Edward's eyes lighted at this. It seemed to him a fortunate coincidence. Also he would be glad enough to see the killing of the boar, though he was more interested in the expedition it would involve into the heart of the forest.

"Prithee give orders, good Master Bernard, that the huntsmen be ready tomorrow morning at dawn of day. I trow there be horses and to spare to mount us all, as our own beasts will be something weary from the journey they have taken today. We will be ready ere the sun is up, and if kind fortune smiles upon us, I trust I shall have the good fortune to have a pair of fine tusks to offer to my sisters when they join us here, as they shortly hope to do."

Master Bernard, who was a man of no small importance all through this neighbourhood, hastened away to give the needful orders. He had come from his own Rectory hard by to receive the Prince and his comrades, and he suspected that the King would be well pleased for him to remain beneath the roof of the castle so long as this gay and youthful party did so.

When night came and the youths sought the rooms which had been made ready for them, the Prince signed to a certain number of his comrades to repair with him to his chamber, as though he desired their services at his toilet. Amongst those thus summoned were the three sons of Sir John de Brocas, and also the Gascon twins, for whom young Edward appeared to have taken a great liking, and who on their part warmly returned this feeling. Shutting the door carefully, and making sure that none but friends were round him, the Prince unfolded his plan.
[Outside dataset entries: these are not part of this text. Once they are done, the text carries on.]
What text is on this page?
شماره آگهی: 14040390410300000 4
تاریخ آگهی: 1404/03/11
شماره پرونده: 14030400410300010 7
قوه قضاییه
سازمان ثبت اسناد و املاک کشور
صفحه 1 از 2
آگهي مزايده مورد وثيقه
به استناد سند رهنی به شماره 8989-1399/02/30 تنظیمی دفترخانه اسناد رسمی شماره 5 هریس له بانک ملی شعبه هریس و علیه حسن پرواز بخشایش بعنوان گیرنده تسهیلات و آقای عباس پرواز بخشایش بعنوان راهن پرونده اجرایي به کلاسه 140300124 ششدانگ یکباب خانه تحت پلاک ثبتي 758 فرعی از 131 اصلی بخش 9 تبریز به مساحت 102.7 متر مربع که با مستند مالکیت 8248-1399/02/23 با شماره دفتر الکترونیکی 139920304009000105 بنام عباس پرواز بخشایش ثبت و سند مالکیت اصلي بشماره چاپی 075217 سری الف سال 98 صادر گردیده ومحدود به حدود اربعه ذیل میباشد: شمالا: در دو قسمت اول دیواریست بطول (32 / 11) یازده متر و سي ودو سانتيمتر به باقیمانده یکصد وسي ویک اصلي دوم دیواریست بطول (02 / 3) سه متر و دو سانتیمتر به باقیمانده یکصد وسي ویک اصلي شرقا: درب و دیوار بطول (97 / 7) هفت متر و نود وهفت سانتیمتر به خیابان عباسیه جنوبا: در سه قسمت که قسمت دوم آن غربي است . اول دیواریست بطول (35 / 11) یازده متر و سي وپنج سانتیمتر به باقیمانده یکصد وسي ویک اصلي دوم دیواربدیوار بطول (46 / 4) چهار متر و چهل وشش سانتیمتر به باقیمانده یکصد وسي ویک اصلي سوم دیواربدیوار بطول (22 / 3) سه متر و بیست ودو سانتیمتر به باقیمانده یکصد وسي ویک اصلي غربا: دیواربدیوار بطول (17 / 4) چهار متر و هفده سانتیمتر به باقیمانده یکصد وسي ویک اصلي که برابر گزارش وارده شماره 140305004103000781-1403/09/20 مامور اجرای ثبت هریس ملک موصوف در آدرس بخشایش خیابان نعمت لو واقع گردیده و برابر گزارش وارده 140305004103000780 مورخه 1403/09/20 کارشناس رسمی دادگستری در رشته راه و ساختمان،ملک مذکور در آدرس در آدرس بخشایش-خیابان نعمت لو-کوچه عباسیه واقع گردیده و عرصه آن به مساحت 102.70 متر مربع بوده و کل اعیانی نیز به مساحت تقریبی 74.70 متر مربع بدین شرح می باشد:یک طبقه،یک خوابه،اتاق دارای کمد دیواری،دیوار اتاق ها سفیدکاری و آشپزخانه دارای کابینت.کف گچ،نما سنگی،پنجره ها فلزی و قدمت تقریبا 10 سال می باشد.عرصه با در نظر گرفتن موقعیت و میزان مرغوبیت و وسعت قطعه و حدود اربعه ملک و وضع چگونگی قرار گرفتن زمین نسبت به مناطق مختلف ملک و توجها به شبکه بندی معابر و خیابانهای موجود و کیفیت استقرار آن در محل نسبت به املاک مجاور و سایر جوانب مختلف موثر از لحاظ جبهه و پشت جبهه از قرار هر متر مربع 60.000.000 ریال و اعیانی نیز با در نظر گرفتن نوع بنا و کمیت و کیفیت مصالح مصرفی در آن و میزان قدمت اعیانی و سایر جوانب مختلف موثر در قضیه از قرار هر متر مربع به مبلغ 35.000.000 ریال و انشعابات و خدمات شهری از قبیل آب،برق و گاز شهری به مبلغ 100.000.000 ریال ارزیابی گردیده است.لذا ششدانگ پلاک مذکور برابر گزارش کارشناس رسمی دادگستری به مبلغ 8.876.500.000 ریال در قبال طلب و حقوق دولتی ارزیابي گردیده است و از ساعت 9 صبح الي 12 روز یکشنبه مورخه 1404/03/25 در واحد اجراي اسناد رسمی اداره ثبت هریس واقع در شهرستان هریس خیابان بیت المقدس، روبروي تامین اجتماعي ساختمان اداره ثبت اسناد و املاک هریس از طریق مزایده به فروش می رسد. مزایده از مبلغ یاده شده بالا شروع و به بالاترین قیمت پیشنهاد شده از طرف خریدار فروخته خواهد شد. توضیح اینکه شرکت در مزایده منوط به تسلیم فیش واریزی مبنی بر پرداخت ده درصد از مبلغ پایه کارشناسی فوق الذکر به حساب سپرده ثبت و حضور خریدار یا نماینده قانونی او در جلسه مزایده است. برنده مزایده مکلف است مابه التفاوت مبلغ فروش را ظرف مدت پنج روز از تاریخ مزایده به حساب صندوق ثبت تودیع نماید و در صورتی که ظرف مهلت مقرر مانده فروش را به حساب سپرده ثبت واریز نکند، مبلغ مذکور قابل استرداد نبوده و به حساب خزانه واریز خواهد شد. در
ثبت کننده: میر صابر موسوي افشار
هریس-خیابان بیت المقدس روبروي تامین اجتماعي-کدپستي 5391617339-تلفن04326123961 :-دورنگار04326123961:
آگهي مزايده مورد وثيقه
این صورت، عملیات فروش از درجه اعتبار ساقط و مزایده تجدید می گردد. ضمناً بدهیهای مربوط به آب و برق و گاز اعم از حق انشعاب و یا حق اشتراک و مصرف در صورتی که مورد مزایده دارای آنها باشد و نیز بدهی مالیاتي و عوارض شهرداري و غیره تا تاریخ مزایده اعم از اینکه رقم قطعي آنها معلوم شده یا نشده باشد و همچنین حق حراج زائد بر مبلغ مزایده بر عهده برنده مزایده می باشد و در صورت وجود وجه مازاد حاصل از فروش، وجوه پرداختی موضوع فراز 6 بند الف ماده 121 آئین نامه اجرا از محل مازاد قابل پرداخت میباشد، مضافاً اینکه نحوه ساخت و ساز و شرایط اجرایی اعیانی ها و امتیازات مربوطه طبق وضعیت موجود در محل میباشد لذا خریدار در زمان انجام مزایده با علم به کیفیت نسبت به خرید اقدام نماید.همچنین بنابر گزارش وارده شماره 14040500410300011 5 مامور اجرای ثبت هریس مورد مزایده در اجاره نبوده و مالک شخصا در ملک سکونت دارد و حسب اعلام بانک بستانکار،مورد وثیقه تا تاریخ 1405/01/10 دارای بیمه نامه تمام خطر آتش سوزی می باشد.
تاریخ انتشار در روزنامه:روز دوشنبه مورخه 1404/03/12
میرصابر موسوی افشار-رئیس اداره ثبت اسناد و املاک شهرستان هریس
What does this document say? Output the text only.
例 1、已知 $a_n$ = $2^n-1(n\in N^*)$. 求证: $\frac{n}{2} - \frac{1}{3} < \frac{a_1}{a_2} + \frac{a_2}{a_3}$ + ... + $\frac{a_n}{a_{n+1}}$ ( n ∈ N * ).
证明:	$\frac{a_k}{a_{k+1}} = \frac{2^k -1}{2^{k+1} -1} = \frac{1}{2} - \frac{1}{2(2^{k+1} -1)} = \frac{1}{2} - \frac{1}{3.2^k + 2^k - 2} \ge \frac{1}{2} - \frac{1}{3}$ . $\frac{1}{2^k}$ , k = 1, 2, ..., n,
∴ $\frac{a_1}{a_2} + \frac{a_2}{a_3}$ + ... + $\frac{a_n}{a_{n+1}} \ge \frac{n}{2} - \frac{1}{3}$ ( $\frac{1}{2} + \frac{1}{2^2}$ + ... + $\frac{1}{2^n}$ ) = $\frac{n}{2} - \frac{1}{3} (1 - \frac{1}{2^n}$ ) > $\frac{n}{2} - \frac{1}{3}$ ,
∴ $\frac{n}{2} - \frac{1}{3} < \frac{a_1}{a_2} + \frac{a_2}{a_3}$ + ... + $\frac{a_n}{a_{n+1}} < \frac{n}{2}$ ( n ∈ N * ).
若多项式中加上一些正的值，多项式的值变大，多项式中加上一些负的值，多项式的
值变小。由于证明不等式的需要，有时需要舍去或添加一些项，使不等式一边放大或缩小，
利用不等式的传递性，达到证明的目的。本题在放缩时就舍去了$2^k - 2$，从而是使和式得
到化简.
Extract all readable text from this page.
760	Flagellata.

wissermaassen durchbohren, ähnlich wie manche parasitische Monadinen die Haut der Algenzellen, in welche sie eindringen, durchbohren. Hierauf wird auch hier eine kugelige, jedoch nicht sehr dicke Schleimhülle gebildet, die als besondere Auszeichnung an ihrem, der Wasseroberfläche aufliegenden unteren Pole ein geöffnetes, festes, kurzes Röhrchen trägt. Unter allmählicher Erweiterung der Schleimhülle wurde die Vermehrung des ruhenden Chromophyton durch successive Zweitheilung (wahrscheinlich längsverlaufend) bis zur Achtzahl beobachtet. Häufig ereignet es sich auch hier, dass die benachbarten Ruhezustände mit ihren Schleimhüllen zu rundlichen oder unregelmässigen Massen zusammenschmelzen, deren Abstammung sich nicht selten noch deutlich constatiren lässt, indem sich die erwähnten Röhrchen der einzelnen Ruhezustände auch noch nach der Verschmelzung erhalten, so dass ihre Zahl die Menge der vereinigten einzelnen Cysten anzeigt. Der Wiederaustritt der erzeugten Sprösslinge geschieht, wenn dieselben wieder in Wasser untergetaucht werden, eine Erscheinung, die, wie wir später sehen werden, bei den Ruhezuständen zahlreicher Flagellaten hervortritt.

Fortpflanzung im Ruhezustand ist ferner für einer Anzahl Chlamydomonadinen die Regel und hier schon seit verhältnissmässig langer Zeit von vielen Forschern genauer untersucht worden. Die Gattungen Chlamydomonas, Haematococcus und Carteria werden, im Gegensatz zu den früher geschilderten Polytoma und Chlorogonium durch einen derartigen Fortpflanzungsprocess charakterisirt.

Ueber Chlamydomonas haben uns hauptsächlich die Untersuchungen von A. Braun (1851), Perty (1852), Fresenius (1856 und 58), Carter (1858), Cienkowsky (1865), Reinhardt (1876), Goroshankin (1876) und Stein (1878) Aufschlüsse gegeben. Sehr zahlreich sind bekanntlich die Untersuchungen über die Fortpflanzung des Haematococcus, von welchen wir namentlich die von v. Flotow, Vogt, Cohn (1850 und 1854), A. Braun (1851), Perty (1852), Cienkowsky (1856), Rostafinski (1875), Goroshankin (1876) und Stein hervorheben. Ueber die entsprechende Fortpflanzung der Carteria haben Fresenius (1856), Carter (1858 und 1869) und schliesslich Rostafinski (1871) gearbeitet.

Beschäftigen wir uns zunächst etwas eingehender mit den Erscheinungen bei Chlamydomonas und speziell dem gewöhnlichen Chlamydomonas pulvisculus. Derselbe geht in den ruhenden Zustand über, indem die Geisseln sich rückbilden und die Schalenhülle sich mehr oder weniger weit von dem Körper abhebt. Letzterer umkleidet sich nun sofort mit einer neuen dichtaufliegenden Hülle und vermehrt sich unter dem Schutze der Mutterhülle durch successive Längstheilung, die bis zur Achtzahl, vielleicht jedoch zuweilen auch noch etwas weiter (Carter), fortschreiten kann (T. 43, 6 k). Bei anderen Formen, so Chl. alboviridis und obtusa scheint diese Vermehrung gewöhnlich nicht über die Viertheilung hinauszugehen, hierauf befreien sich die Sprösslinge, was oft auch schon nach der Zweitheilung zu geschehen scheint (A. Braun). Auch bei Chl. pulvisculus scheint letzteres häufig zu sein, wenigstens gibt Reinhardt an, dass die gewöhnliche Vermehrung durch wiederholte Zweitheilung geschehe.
He had learned from the Master Huntsman, whom he had seen for a few minutes before going to his room, that the boar lay concealed for the most part in some thick underwood lying in the very heart of the forest many miles distant, right away to the southwest in the direction of Woodcrych. This part of the forest was fairly well known to the Prince from former hunting expeditions, and he and John both remembered well the hut of a lonely woodman that lay hidden in the very depths of the wood near this spot. It had occurred to Edward as likely that old Ralph would be better acquainted with the habits of the robbers than any other person could be. He was too poor to be made a mark for their rapacity, yet from his solitary life in the forest he might likely enough come across their tracks, and be able to point out their hiding places. Therefore the Prince's plan was that he and the picked companions he should choose should slip away from the main body of the huntsmen, and make their way to this lonely cabin, joining their comrades later when they had discovered all that they could do from the old man. The shouts of the huntsmen and the baying of the dogs would guide them to the scene of the chase, and if the rest who remained all the while with the foresters and the dogs missed the Prince from amongst their ranks, they were not to draw attention to the fact, but were rather to strive to conceal it from the Master Huntsman, who might grow uneasy if he found the young Edward missing. It was of importance that all inquiries respecting the robbers should be conducted with secrecy, for if the Prince's curiosity on the subject were once to be known, suspicion might be aroused, or a regular expedition against them organized, the glory and credit of which would not belong in anything but empty name to the Prince.